Stalin was still keeping the pressure on his two marshals by stimulating their rivalry. From dawn on 23 April, the boundary between Zhukov’s 1st Belorussian Front and Konev’s 1st Ukrainian Front was extended from Lubben, but now it turned northwards to the centre of Berlin. Konev’s right-hand boundary ran all the way up to the Anhalter Bahnhof. Rybalko’s tank corps at Mariendorf, on the Teltow Canal, was exactly five kilometres south of it. Zhukov had no idea that Rybalko’s army had reached Berlin until late on 23 April, when a liaison officer from Katukov’s 1st Guards Tank Army, approaching from the east, made contact. Zhukov was appalled.

Since reaching the Teltow Canal on the evening of 22 April, Rybalko’s three corps had been given a day to prepare for an all-out assault across it. The concrete banks of the canal and the defended warehouses on the northern side appeared a formidable barrier. And although the Volkssturm detachments opposite were hardly worthy opponents for the 3rd Guards Tank Army, they had been ‘corset-stiffened’ with the 18th and 10th Panzergrenadier Divisions. The breakthrough artillery formations had been ordered forward two days before, but there was such a jam of vehicles on the Zossen road, including horse-drawn supply carts, that progress was slow. If the Luftwaffe had still had any serviceable aircraft, the route would have presented a perfect target. Luchinsky’s 48th Guards Rifle Division arrived in time to prepare to seize bridgeheads across the canal, and the artillery was hurried into place. This was no easy matter. Nearly 3,000 guns and heavy mortars needed to be positioned on the evening of 23 April. This was a concentration of 650 pieces per kilometre of front, including 152mm and 203mm howitzers.
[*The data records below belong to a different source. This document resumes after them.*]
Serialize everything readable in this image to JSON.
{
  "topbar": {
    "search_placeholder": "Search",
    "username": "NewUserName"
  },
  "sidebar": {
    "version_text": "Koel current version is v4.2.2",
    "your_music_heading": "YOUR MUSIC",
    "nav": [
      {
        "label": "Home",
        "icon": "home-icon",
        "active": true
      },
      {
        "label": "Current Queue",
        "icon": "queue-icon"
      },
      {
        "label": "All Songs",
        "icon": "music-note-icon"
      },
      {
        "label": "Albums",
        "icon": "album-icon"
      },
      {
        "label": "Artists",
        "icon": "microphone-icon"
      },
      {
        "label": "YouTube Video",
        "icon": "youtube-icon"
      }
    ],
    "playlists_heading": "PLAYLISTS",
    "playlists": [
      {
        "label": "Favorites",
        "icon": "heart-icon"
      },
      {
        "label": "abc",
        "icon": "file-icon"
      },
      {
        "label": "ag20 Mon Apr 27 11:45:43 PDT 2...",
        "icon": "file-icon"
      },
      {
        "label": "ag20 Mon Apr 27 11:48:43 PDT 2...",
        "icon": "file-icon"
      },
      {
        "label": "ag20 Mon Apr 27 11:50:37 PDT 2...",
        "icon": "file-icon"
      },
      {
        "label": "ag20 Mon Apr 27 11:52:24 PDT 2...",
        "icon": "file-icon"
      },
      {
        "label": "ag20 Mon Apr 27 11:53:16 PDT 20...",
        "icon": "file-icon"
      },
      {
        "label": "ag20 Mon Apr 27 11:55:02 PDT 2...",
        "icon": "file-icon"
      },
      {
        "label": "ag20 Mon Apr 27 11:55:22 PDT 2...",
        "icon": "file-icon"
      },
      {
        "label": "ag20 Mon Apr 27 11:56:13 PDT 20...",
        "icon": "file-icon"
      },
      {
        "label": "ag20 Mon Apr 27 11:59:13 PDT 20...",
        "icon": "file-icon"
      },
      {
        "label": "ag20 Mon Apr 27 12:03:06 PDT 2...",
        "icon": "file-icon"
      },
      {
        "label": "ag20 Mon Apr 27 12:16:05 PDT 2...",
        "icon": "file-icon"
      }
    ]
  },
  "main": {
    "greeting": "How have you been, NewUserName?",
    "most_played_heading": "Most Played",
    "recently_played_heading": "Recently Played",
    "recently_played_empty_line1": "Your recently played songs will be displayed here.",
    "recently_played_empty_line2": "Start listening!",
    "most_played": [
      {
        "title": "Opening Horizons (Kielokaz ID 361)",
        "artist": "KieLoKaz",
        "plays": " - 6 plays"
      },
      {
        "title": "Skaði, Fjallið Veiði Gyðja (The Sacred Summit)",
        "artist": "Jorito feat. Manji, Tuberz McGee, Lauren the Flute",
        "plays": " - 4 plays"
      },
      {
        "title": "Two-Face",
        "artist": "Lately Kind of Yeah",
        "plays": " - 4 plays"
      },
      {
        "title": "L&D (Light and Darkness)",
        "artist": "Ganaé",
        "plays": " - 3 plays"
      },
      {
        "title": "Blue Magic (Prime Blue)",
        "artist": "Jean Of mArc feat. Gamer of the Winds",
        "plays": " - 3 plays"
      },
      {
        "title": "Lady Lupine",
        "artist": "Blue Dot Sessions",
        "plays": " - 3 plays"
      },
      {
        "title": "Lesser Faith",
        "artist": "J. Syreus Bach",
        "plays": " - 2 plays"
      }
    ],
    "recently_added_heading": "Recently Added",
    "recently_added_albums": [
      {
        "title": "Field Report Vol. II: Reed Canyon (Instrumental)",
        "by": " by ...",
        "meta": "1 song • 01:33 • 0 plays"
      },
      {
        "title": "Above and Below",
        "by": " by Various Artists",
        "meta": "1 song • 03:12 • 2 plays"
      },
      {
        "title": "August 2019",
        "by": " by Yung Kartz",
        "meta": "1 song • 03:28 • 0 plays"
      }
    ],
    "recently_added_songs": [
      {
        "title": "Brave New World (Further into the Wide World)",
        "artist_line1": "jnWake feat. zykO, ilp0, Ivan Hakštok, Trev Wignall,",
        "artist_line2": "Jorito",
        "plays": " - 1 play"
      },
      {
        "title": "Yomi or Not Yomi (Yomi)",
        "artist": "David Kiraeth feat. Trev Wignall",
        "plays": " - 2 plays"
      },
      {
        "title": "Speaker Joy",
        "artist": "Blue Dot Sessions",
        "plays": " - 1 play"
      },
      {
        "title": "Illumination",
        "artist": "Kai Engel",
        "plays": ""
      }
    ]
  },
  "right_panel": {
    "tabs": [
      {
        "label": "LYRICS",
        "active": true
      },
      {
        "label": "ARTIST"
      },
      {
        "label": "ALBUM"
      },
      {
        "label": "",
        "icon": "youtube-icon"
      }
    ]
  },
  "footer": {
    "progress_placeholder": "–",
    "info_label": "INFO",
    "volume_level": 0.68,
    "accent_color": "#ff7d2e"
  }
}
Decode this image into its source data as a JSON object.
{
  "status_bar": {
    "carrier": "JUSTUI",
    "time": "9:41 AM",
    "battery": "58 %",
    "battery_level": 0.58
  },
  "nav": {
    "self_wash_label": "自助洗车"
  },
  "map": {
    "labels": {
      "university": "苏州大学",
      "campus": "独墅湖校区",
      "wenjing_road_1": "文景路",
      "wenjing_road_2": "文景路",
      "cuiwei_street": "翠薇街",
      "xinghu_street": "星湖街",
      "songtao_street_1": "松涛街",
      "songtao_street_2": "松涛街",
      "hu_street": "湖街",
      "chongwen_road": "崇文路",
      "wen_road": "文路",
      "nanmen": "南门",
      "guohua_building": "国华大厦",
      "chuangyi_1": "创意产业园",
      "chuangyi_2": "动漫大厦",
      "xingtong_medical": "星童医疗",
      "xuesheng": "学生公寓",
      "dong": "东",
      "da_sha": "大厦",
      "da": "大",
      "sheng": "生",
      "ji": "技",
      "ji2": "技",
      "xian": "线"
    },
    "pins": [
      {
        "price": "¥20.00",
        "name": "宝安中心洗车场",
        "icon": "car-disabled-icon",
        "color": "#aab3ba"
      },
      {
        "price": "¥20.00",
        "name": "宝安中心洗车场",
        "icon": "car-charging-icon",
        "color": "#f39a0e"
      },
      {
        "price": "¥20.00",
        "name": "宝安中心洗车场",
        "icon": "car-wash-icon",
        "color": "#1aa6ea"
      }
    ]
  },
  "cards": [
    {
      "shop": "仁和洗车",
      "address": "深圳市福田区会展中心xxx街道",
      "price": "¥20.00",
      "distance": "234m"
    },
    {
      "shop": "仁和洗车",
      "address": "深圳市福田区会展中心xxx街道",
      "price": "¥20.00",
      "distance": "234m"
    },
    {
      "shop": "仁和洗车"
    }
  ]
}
At 6.20 a.m. on 24 April, the bombardment started on the Teltow Canal. It was an even more massive concentration of fire than on the Neisse or the Vistula crossings. Konev arrived at Rybalko’s command post when it had almost finished. From the flat roof of an eight-storey office block, a clutch of 1st Ukrainian Front commanders watched the heavy artillery demolishing the buildings across the canal and wave after wave of bombers from their supporting aviation army. The infantry began to cross in collapsible assault craft and wooden rowing boats. By 7 a.m. the first rifle battalions were across, establishing a bridgehead. Soon after midday the first pontoon bridges were in place and tanks began to go over.